The DOL defended the rule, saying it would save “tens of billions of dollars for middle- and working-class families,” for whom they claim “conflicted” retirement advice results in a return of one percent point lower return on their money.

Joe said, however, that far from helping investors get better returns, the rules onerous mandates would limit choice and increase the cost of investment advice.

“Particularly for some of the smaller savers who have lower balances, it’s particularly devastating,” Joe said. “Because now, what the rule has done is said ‘we’re letting broker-dealers still take a commission…but they now have to monitor your account on a much more frequent basis,’ which is going to be much more expensive.”

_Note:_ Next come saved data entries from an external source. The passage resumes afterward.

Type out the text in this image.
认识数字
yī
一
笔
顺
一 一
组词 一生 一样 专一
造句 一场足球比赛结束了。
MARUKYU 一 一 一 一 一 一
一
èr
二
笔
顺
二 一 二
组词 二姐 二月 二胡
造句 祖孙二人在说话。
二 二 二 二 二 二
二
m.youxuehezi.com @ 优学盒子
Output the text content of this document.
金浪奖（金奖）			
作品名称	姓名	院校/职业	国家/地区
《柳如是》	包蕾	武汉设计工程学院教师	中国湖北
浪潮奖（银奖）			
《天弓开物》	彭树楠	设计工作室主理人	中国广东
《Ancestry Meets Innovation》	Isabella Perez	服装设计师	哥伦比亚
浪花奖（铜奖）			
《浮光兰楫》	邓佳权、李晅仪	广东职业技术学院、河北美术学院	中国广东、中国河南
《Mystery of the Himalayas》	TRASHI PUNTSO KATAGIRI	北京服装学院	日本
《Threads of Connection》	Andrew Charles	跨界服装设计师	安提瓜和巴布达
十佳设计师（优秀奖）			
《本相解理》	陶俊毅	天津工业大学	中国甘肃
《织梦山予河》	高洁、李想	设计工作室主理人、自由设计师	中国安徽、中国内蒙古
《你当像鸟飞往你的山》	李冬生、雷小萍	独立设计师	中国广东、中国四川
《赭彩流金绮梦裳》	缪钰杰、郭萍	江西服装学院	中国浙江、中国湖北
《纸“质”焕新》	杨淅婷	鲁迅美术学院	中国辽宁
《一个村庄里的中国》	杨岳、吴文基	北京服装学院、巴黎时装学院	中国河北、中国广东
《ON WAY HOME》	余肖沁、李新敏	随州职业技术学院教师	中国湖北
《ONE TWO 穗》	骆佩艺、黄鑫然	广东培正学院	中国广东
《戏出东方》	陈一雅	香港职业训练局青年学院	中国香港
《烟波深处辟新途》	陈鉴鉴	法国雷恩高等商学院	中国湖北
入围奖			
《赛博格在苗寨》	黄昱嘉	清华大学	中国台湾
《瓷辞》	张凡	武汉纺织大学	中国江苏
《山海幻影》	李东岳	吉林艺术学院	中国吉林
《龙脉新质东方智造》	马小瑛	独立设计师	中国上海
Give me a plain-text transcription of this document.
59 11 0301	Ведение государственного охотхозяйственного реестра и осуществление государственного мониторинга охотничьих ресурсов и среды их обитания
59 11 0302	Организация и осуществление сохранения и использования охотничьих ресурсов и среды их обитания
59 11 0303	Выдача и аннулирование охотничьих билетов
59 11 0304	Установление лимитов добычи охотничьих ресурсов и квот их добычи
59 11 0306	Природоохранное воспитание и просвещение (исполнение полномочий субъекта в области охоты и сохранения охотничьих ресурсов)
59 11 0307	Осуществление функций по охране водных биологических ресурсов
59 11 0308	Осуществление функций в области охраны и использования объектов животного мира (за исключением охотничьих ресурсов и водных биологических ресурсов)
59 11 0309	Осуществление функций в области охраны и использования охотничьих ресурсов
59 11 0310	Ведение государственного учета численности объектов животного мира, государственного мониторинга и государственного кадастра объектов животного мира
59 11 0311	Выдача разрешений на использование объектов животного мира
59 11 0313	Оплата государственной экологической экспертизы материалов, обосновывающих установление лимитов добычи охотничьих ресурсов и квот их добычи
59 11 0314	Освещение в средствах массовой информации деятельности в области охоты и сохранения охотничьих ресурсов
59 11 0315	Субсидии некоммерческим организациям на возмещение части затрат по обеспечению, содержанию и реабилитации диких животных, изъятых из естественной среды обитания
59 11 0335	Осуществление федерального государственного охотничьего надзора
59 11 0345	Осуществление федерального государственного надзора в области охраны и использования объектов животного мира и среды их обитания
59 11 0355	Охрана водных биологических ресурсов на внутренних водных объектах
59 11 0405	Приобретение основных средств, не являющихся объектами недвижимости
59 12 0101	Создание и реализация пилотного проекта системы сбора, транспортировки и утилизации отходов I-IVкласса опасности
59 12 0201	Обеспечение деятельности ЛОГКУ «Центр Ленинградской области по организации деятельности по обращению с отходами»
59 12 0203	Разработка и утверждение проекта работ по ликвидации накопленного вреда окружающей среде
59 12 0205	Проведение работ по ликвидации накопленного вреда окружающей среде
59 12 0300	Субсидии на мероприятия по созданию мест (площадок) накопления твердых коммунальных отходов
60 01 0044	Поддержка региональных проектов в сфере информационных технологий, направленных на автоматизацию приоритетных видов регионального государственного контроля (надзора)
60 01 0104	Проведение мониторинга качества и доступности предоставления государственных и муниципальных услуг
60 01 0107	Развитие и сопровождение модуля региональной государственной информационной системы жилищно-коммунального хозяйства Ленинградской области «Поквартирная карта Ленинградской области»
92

In addition to the impact on individuals, she said the new rules also makes it more difficult for small businesses to offer a retirement plan to employees. Any employer offering a buy-in to a retirement plan would be classified as a fiduciary, she said, with the only exception being for employers managing a plan with more than $50 million in assets.

Opposition has already mounted against the rule, with Congress passing a resolution of disapproval in late April, effectively stopping the rule. The resolution, however, is unlikely to stand up, as it passed both houses along party lines and without a veto-proof majority. President Obama, who pushed for the new rules in February, is expected to veto the measure.

Opponents to the latest rule, however, argue that they are equally as interested in protecting investors. Joe said that implementing the rule will be costly for brokers — a cost she said will likely be passed on to the investor. She said she and the Chamber wished the DOL would have implemented the rule in a more “streamlined” manner.

“I don’t think anybody disagrees that financial advisors should act in an investor’s best interest, I think everybody in the industry agrees with that,” Joe said. “Where many people take exception is the method in which the (DOL) took in implementing the best interest standard by putting all these restrictions … that makes it really tough to do.”